Smokers will still be able to light up at many public parks and beaches in New Jersey.
Gov. Chris Christie yesterday vetoed a bill (A-1080) to ban the practice, saying the prohibition of smoking in parks and beaches is best left up to local officials, noting that 240 towns and counties already have ordinances that ban smoking in municipal and county parks.
“I am not persuaded that a prescriptive, one-size-fits-all state ban on smoking at public parks and beaches is advisable at this time,’’ the governor said in a veto message released by his press office. “Too often policy-makers at more centralized levels of government encroach into areas of public policy previously reserved for more localized governing bodies.’’
Others disagreed with that assessment, with the sponsor of the bill calling it a blow to both public health and the environment.
“Tobacco is the leading cause or preventable death in this country, and everyone is aware of the dangers of second-hand smoking in this day and age,’’ said Assemblywoman Valerie Vainieri Huttle (D-Bergen). “The damage discarded cigarettes do our already fragile ecosystems is also well-documented.’’
Smoking is already forbidden in many public spaces, including restaurants, bars, and workplaces.

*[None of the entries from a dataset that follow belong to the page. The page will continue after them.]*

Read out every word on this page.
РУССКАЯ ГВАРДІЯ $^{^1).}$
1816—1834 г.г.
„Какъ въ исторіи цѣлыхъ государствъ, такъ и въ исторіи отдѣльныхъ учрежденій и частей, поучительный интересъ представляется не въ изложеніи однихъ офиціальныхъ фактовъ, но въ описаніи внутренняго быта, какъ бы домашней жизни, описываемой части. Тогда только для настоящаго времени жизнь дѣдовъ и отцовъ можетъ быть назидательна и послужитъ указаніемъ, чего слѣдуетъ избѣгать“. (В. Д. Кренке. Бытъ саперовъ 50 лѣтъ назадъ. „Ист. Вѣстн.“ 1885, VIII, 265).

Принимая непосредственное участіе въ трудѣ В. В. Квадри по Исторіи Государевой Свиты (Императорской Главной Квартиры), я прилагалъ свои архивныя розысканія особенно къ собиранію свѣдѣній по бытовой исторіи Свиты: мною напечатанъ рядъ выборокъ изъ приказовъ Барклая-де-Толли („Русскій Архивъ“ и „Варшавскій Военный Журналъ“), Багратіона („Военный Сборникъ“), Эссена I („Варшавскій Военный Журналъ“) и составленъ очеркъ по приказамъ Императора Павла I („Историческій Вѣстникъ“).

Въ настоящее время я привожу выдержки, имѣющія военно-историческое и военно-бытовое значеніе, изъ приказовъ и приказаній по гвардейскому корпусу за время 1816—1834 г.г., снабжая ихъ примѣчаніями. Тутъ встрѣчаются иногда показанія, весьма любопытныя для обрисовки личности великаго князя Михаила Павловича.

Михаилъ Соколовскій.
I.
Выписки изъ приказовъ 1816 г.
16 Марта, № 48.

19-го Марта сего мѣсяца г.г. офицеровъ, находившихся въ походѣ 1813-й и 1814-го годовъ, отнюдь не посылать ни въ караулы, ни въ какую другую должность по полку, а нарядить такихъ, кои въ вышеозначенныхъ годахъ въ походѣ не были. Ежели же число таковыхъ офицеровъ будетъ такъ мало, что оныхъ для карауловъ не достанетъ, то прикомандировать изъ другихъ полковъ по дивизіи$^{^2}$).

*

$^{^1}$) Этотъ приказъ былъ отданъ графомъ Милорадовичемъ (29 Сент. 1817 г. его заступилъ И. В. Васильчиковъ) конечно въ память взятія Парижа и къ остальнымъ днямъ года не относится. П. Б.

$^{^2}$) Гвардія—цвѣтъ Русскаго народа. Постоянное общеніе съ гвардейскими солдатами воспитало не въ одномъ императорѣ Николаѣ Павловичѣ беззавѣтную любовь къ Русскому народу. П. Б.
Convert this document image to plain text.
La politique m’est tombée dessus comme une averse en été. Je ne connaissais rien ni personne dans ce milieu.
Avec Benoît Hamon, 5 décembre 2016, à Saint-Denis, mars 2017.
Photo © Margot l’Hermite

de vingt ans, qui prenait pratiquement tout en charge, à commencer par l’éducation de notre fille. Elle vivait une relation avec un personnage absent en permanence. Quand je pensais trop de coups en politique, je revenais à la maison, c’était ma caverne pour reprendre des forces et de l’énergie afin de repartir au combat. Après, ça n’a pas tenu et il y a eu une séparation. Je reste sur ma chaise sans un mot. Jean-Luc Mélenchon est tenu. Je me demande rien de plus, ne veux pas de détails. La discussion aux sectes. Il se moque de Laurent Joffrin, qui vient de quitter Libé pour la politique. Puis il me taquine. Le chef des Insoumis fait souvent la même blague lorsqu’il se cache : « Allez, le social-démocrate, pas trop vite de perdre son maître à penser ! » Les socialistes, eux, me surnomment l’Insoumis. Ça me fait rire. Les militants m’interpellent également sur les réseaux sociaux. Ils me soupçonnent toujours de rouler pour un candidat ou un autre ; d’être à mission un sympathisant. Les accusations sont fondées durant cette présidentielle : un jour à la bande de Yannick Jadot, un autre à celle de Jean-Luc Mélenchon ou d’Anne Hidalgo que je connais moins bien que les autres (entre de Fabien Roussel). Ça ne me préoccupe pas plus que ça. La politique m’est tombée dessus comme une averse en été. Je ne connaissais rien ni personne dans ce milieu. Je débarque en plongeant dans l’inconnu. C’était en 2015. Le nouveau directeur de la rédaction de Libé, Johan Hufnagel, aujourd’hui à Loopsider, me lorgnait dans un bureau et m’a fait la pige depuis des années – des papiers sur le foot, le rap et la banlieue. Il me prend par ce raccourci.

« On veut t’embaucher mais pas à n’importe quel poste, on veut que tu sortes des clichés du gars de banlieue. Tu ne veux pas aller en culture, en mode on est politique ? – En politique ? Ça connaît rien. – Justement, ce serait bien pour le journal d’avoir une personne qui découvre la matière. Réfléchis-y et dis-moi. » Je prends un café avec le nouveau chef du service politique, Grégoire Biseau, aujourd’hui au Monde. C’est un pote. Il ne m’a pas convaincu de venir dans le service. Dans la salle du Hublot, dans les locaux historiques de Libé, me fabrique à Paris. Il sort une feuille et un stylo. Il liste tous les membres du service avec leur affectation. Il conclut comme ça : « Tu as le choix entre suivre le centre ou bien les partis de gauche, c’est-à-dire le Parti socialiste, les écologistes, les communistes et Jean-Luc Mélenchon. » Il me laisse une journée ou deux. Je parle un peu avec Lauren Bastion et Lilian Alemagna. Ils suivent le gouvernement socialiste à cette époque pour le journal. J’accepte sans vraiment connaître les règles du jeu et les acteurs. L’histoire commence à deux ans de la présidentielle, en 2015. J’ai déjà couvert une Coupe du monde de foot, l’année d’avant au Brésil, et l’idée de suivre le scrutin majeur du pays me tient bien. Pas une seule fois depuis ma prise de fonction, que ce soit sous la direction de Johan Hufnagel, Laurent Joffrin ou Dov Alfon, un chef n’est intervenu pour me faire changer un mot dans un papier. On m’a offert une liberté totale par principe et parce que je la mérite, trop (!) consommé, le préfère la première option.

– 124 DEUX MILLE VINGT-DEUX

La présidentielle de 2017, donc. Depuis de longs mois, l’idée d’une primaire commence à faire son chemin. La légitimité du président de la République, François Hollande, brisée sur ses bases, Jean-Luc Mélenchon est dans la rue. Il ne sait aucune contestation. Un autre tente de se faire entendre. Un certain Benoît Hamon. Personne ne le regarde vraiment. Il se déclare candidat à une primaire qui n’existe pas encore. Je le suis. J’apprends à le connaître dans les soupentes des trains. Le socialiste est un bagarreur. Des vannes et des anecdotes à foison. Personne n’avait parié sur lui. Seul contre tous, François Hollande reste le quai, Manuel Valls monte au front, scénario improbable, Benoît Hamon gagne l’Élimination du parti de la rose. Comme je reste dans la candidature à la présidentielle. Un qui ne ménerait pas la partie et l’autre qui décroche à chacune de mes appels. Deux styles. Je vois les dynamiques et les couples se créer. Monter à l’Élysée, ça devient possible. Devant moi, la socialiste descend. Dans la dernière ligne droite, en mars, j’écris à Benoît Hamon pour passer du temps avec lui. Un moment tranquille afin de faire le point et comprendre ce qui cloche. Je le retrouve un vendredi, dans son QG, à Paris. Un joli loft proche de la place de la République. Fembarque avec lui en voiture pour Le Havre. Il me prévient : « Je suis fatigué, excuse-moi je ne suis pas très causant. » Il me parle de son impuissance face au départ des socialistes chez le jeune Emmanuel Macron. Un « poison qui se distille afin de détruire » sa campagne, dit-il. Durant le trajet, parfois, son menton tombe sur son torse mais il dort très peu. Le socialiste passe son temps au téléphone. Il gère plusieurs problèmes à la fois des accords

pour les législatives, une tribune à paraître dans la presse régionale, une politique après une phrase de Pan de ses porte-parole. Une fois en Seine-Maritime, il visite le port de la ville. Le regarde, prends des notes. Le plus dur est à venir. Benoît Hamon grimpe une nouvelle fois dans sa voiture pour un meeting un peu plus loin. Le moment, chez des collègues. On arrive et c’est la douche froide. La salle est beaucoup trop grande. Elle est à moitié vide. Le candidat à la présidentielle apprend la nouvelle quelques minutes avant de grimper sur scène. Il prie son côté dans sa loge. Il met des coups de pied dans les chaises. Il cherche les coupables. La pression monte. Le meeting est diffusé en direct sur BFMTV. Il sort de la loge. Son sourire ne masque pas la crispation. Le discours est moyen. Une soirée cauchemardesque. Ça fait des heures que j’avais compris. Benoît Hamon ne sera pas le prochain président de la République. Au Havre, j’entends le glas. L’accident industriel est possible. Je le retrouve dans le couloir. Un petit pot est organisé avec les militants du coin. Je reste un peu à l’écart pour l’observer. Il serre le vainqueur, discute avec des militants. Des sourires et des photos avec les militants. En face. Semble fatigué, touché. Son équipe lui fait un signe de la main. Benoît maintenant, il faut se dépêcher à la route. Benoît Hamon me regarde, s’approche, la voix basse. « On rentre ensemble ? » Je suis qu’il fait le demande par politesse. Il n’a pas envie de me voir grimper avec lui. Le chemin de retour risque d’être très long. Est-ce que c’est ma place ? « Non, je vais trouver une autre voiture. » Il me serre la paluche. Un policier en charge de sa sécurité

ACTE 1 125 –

The bill sponsored by Huttle would protect public health, reduce litter, and curb the threat of devastating forest fires.
According to the New Jersey Sierra Club, it picked up more than 500 cigarette butts in a beach cleanup day sponsored by the organization. Jeff Tittel, director of the club, noted an amendment to the bill established a 15 percent set-aside for smokers on municipal and county beaches.
“By vetoing this legislation, the Governor sided with the tobacco lobby over protecting our environment and health,’’ Tittel said, “Instead of trying to ban smoking in our parks, he is turning them into an ashtray,’’ he said.